Les reprises de séance au Parlement s’accompagnent parfois de prises de parole pour des rappels au règlement. A ce titre, il est plutôt rare qu’un président d’assemblée prenne lui-même le micro pour y lire une déclaration sans relation avec l’ordre du jour. A moins que sujet ne soit suffisamment grave. C’est ce qu’a fait Gérard Larcher, le président du Sénat, ce 1er décembre, juste avant la reprise des débats sur le budget 2021. C’est le signe que les déclarations au sujet de la controversée proposition de loi sur la sécurité globale, qui se succèdent depuis jeudi soir, aussi bien au gouvernement que dans les rangs de la majorité présidentielle, ont passablement irrité la présidence du Sénat.
Après des manifestations importantes contre l’article 24 du texte, qui prévoit de pénaliser l’utilisation malveillante d’images des forces de l’ordre, beaucoup de députés de la majorité ont annoncé une réécriture, voire une suppression du passage en question, adopté la semaine dernière par l’Assemblée nationale. Gérard Larcher a tenu à faire quelques rappels institutionnels. « La proposition de loi dont ils souhaitent travailler à la réécriture partielle est transmise au Sénat depuis le mardi 24 novembre dernier, après que les députés l’ont adoptée. Il revient donc au Sénat et à lui seul de l’examiner et de réécrire, si cela s’avère nécessaire, une ou plusieurs de ses dispositions », a-t-il souligné.
« Aucun comité d’experts, dépourvu de légitimité démocratique n’est habilité à réécrire un texte de loi en cours de navette »
Le texte doit être débattu par la haute assemblée au début de l’année 2021. Selon le président du Sénat, cet épisode vient conforter le bicamérisme, un « atout dans une démocratie ». Il y a « urgence », a-t-il exigé, de « revenir fonctionnement normal de nos institutions et de respecter les procédures constitutionnelles ».
Après la commission mixte paritaire qui devrait être convoquée en cas désaccord probable entre les deux assemblées, Gérard Larcher a indiqué qu’une deuxième lecture ne serait « pas inutile », notamment sur ce genre de « texte complexe ».

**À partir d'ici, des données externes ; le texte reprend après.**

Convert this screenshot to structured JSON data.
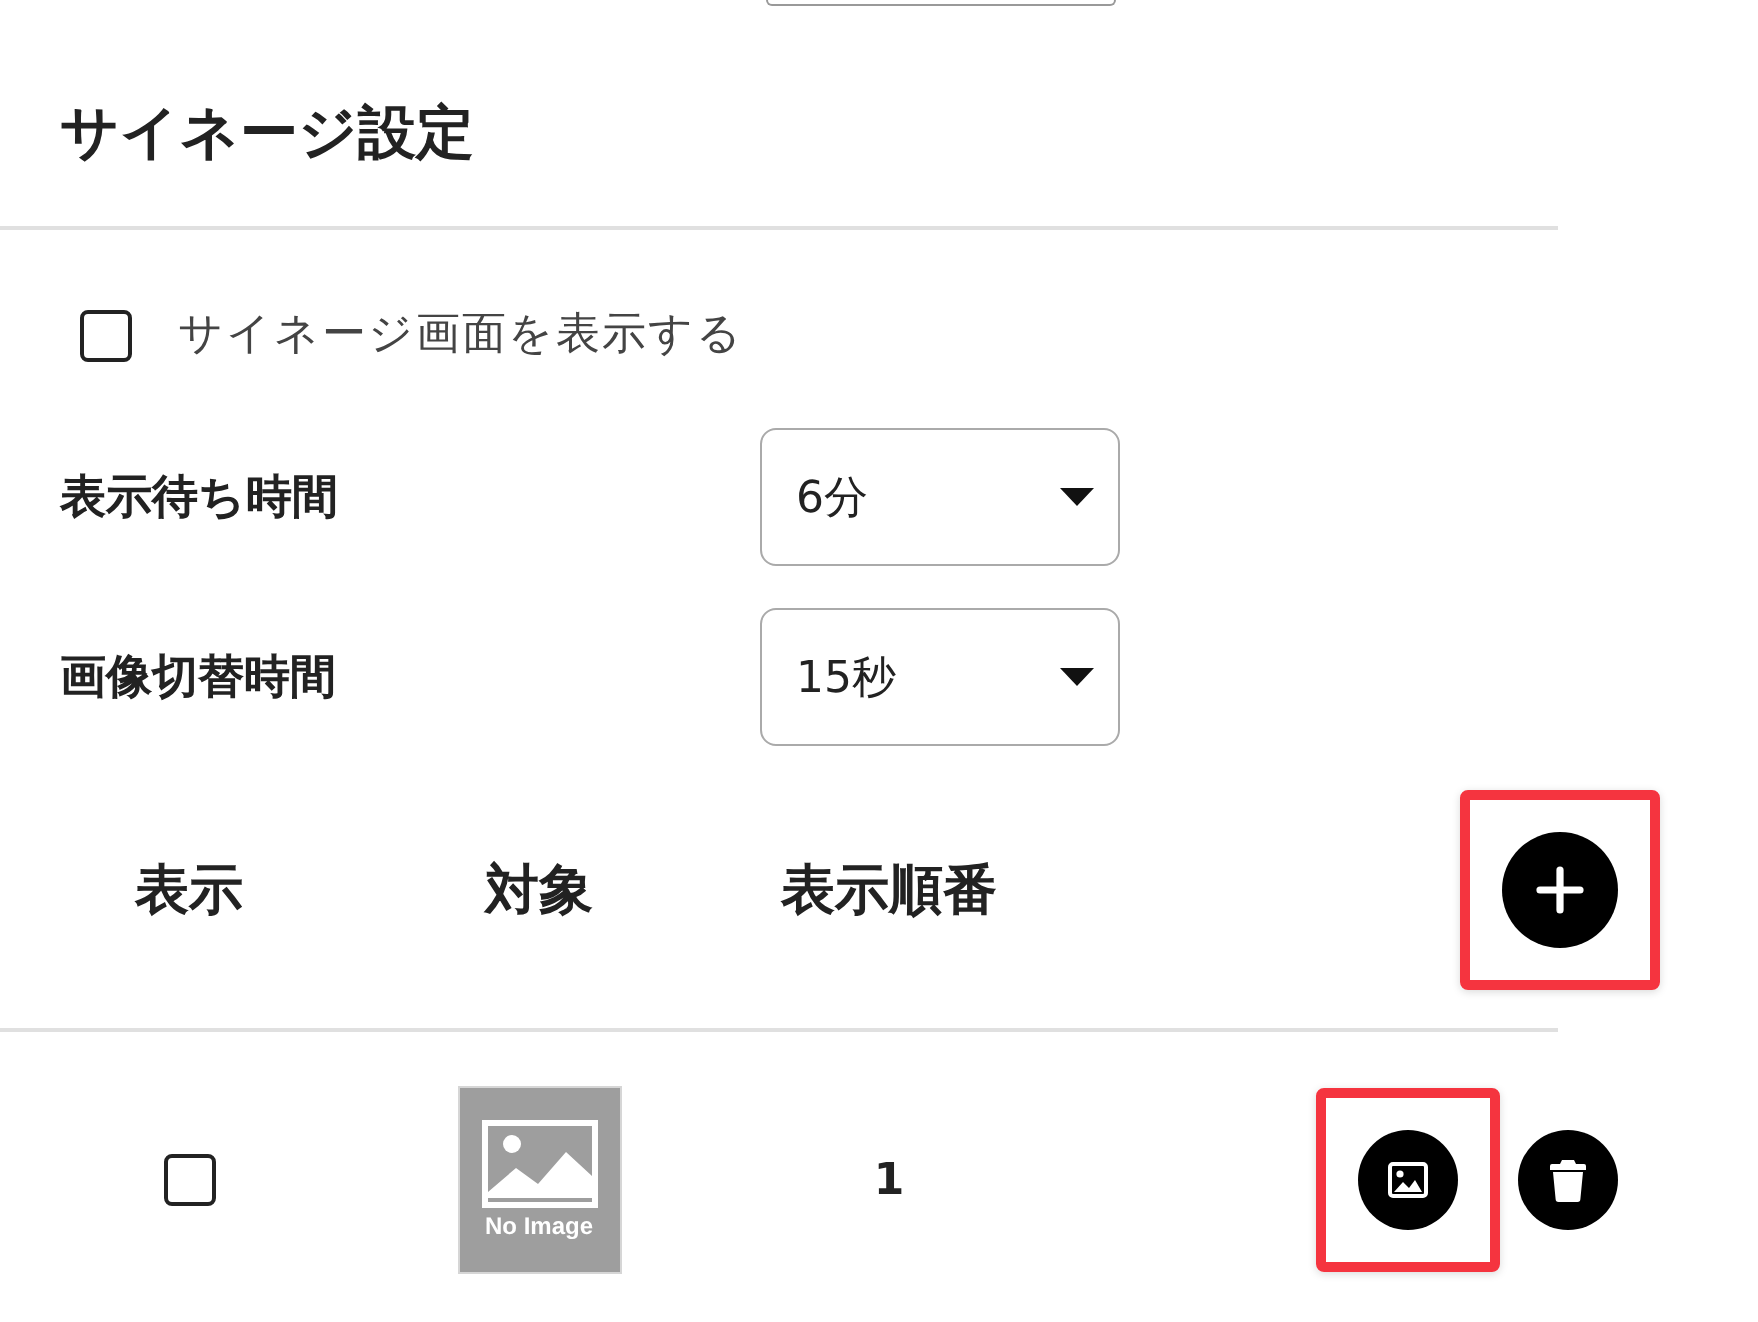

Citant une nouvelle fois la Constitution, le président du Sénat a réaffirmé une fois de plus son opposition à la commission voulue par Matignon pour travailler sur l’article 24. « Le pouvoir législatif appartient au Parlement et à lui seul », a mis au point Gérard Larcher. Avant d’ajouter qu’ « aucune commission, aucun comité d’experts, dépourvu de légitimité démocratique n’est habilité à réécrire un texte de loi en cours de navette ». Le discours du président du Sénat a été salué par des applaudissements nourris et une standing ovation de l’hémicycle.